CUDA available: True

x = torch.tensor([1, 2, 3]).to(device)
y = torch.tensor([1, 2, 3])

%%timeit -n 10000
z = x + 1

10000 loops, best of 3: 15.6 µs per loop

%%timeit -n 10000
z = y + 1

10000 loops, best of 3: 5.19 µs per loop

ptrblck · August 16, 2019, 10:29pm

Note that CUDA operations are asynchronously executed, so you would need to time the operations in a manual loop and use torch.cuda.synchronize() before starting and stopping the timer.
Also, the workload is tiny, thus the kernel launch times might even be larger than the actual execution time.

vainaijr · August 16, 2019, 10:41pm

do you mean something like this?

torch.cuda.synchronize(device=device) # before starting the timer

begin = time.time()

for i in range(1000000):

  z = x + 1

torch.cuda.synchronize(device=device) # before ending the timer

end = time.time()

total = (end - begin)/1000000; total

1.4210415363311767e-05

begin = time.time()

for i in range(1000000):

  z = y + 1

end = time.time()

total = (end - begin)/1000000; total

5.057124853134155e-06

still GPU takes longer time, so should I carry broadcasting operations on CPU, when using relatively small shape tensors?

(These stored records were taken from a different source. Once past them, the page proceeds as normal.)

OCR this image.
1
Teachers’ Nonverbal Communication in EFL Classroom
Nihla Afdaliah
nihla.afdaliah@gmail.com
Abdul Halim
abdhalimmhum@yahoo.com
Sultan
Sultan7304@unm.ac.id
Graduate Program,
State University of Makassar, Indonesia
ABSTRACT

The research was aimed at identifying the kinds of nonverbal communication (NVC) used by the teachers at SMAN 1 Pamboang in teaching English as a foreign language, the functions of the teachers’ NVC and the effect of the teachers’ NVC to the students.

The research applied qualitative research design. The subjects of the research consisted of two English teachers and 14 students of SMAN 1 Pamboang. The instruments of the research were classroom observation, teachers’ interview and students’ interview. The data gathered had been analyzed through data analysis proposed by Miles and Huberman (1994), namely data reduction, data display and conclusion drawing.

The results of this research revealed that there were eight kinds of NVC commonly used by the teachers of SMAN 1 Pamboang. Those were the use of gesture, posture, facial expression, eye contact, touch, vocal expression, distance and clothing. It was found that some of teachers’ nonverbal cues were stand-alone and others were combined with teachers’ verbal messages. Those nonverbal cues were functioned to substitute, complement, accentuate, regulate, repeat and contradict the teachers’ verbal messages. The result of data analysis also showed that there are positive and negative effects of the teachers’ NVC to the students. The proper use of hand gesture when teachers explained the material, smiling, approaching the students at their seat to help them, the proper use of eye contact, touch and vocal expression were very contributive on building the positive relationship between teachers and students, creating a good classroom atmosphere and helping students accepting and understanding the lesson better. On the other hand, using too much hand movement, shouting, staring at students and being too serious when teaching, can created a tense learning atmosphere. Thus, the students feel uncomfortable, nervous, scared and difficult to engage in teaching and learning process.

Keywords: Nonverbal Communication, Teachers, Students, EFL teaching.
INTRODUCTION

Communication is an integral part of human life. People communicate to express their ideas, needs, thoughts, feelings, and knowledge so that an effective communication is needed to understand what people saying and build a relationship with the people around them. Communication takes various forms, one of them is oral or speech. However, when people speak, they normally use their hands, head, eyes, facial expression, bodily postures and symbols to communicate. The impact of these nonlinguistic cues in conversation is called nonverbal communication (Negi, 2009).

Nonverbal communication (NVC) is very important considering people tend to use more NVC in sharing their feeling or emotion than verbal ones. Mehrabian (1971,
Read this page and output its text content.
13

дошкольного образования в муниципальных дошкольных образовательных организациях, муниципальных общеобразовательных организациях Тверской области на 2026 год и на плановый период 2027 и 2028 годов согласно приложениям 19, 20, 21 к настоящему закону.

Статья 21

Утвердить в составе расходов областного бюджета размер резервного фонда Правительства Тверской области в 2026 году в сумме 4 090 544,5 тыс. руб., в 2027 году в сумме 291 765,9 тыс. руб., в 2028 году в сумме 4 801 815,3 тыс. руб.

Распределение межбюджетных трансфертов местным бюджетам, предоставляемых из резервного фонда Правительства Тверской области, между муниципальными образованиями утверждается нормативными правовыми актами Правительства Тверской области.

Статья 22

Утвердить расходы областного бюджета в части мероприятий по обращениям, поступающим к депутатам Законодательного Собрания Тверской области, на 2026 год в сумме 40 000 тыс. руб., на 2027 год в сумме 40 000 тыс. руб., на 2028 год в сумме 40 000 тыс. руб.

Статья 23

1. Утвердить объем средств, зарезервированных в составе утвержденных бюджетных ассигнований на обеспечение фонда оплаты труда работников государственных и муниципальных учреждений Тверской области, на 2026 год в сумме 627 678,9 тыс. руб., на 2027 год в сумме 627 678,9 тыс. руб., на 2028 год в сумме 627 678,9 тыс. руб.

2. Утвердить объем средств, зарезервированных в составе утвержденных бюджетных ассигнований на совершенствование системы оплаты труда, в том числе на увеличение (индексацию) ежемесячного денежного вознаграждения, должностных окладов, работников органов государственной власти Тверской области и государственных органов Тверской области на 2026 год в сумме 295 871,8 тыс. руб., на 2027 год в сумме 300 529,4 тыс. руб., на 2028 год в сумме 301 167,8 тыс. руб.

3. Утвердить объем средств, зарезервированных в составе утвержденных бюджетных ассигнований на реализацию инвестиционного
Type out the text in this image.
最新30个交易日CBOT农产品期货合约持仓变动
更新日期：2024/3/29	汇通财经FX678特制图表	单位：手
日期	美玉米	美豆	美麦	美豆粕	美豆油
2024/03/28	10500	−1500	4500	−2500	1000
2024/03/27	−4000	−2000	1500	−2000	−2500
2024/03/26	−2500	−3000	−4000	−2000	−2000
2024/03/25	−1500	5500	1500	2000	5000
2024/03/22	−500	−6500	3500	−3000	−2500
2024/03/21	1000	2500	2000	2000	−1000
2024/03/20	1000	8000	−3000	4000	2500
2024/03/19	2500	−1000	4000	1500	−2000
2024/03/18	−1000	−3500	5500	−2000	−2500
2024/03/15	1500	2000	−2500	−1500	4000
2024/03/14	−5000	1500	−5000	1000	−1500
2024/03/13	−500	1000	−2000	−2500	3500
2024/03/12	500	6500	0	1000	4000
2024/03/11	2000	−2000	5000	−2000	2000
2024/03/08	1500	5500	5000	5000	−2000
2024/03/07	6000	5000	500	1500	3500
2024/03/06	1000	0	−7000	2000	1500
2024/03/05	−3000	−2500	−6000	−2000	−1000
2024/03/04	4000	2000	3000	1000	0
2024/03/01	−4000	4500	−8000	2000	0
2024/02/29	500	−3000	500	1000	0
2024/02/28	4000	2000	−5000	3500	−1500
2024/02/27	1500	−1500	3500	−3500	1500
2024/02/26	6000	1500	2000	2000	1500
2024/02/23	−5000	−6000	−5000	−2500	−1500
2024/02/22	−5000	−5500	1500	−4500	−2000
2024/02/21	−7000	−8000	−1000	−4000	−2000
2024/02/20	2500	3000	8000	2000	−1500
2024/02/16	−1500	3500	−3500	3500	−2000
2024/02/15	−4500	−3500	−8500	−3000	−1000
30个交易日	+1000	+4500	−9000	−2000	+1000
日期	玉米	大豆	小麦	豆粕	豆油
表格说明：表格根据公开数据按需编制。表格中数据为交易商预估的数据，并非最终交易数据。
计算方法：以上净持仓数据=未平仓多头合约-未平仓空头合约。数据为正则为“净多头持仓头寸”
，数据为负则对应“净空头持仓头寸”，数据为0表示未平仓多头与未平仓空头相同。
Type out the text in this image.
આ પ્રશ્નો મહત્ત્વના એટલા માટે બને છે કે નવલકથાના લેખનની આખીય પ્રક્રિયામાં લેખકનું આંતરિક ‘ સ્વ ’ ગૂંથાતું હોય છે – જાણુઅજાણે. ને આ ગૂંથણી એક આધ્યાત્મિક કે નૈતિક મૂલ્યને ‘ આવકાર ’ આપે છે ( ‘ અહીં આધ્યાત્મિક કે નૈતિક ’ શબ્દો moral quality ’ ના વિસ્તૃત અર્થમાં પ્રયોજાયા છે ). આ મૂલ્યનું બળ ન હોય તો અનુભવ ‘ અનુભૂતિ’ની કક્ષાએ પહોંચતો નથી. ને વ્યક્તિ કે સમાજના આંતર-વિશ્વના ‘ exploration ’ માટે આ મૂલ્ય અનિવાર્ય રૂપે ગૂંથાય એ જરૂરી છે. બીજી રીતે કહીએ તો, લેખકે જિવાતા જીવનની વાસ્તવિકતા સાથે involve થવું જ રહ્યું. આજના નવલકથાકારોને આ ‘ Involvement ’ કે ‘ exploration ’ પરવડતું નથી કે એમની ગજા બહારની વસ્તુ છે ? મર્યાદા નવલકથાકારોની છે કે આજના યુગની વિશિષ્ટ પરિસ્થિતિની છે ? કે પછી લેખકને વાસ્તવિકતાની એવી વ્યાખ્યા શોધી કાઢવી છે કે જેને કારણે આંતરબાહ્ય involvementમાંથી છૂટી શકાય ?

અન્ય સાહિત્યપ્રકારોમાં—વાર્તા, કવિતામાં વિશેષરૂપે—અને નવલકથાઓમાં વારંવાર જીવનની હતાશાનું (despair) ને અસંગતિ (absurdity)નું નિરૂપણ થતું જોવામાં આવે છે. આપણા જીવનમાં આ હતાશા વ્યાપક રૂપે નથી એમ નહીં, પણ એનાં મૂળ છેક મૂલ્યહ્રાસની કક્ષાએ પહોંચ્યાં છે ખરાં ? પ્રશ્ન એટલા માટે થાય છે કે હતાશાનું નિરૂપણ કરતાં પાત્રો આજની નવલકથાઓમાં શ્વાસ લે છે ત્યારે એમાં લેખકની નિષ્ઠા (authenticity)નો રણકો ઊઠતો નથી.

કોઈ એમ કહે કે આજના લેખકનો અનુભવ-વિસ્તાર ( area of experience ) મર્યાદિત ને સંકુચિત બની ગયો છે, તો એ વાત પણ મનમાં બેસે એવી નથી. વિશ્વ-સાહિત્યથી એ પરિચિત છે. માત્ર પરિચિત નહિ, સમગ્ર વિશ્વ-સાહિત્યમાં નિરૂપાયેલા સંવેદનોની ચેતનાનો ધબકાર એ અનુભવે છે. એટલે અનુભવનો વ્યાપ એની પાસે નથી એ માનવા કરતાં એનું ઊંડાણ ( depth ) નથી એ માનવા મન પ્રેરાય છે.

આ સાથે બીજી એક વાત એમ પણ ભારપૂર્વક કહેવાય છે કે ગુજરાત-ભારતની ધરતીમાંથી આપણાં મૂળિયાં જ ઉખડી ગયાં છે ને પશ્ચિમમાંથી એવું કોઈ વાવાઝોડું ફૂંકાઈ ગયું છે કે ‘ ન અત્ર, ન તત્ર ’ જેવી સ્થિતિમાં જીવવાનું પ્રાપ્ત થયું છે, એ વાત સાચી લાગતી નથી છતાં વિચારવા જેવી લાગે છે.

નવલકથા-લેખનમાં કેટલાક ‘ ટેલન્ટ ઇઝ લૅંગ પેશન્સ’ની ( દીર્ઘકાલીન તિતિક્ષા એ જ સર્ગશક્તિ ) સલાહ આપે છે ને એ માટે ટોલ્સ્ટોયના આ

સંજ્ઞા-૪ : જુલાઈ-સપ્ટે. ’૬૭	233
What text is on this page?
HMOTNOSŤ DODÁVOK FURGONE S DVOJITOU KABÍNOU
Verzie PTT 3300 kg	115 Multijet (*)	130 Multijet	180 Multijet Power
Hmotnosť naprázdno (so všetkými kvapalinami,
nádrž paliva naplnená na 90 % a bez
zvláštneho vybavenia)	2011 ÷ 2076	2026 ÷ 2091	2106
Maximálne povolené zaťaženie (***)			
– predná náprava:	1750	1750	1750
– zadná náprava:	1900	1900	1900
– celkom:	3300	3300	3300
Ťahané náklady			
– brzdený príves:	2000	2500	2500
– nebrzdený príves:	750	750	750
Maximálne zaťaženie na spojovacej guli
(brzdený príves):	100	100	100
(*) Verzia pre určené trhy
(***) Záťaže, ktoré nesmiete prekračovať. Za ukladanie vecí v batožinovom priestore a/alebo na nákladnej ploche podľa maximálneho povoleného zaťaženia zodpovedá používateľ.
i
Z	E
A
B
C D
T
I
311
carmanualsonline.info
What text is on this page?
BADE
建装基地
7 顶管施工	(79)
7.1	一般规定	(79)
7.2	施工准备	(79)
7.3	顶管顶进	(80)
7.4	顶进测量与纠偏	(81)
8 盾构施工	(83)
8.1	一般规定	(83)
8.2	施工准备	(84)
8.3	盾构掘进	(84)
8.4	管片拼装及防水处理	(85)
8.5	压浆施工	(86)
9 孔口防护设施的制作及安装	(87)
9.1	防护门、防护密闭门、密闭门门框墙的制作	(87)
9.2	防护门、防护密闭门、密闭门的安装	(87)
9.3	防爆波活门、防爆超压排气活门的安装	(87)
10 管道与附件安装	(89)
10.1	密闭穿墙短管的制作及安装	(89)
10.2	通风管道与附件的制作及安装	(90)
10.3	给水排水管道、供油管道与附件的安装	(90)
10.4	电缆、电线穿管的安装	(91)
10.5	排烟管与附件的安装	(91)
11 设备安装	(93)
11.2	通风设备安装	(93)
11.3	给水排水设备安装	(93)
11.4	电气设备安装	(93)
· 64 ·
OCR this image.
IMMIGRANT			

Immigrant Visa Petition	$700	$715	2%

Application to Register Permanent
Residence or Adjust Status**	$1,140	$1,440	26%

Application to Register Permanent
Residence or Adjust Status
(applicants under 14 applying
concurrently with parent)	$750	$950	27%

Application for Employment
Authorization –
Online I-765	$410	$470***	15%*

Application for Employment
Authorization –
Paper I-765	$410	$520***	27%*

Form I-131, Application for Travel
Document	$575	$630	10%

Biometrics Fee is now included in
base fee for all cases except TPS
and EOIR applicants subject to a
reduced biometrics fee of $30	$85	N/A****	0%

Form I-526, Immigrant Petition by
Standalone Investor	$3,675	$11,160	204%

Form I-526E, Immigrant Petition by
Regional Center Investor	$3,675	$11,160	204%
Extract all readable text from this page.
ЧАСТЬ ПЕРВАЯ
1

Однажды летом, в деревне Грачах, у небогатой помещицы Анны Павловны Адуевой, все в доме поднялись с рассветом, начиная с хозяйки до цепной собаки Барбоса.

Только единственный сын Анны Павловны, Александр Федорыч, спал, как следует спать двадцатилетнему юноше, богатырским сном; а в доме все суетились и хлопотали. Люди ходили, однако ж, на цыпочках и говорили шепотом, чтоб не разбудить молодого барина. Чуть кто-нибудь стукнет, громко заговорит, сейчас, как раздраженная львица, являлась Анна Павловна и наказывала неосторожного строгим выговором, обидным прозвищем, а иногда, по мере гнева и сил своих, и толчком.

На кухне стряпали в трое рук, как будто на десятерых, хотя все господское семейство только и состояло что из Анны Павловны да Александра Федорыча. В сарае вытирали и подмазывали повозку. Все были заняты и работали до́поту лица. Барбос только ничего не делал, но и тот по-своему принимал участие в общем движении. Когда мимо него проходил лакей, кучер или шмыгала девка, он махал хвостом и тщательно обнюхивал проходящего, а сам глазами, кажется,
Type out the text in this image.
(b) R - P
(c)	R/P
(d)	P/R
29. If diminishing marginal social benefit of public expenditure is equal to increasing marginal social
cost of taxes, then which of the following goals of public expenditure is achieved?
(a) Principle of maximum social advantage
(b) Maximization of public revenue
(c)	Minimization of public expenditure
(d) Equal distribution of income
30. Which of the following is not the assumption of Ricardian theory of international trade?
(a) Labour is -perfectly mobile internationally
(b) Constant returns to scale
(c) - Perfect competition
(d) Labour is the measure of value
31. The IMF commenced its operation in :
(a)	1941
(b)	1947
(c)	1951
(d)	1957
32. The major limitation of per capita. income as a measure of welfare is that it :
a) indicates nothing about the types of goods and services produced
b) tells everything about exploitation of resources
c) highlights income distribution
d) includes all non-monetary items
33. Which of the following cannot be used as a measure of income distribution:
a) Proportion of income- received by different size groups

ptrblck · August 16, 2019, 11:16pm

Like I said, it depends on the workload.
If you would like to use only 3 numbers and your tensor is already on the CPU, just use the CPU.
Here is a quick comparison:

def time_gpu(size, nb_iter):
    x = torch.randn(size).to('cuda')
    torch.cuda.synchronize() # before starting the timer
    begin = time.time()

    for i in range(nb_iter):
        z = x + 1

    torch.cuda.synchronize() # before ending the timer
    end = time.time()
    total = (end - begin)/nb_iter
    return total


def time_cpu(size, nb_iter):
    y = torch.randn(size)
    begin = time.time()
    for i in range(nb_iter):
        z = y + 1

    end = time.time()
    total = (end - begin)/nb_iter
    return total


sizes = [10**p for p in range(9)]

times_gpu = []
for size in sizes:
    times_gpu.append(time_gpu(size, 10000))

times_cpu = []
for size in sizes:
    times_cpu.append(time_cpu(size, 1000))


import numpy as np
import matplotlib.pyplot as plt

fig, axarr = plt.subplots(2, 1)

axarr[0].plot(np.log10(np.array(sizes)),
              np.array(times_gpu),
              label='gpu')
axarr[0].plot(np.log10(np.array(sizes)),
              np.array(times_cpu),
              label='cpu')
axarr[0].legend()
axarr[0].set_xlabel('log10(size)')
axarr[0].set_ylabel('time in seconds')

axarr[1].plot(np.log10(np.array(sizes)),
              np.log10(np.array(times_gpu)),
              label='gpu')
axarr[1].plot(np.log10(np.array(sizes)),
              np.log10(np.array(times_cpu)),
              label='cpu')
axarr[1].legend()
axarr[1].set_xlabel('log10(size)')
axarr[1].set_ylabel('log10(time)')

broadcast_gpu_cpu

As you can see, the broadcast operation will have an approx. constant overhead up to a size of 10**5.
Using bigger tensors is a magnitude faster on the GPU.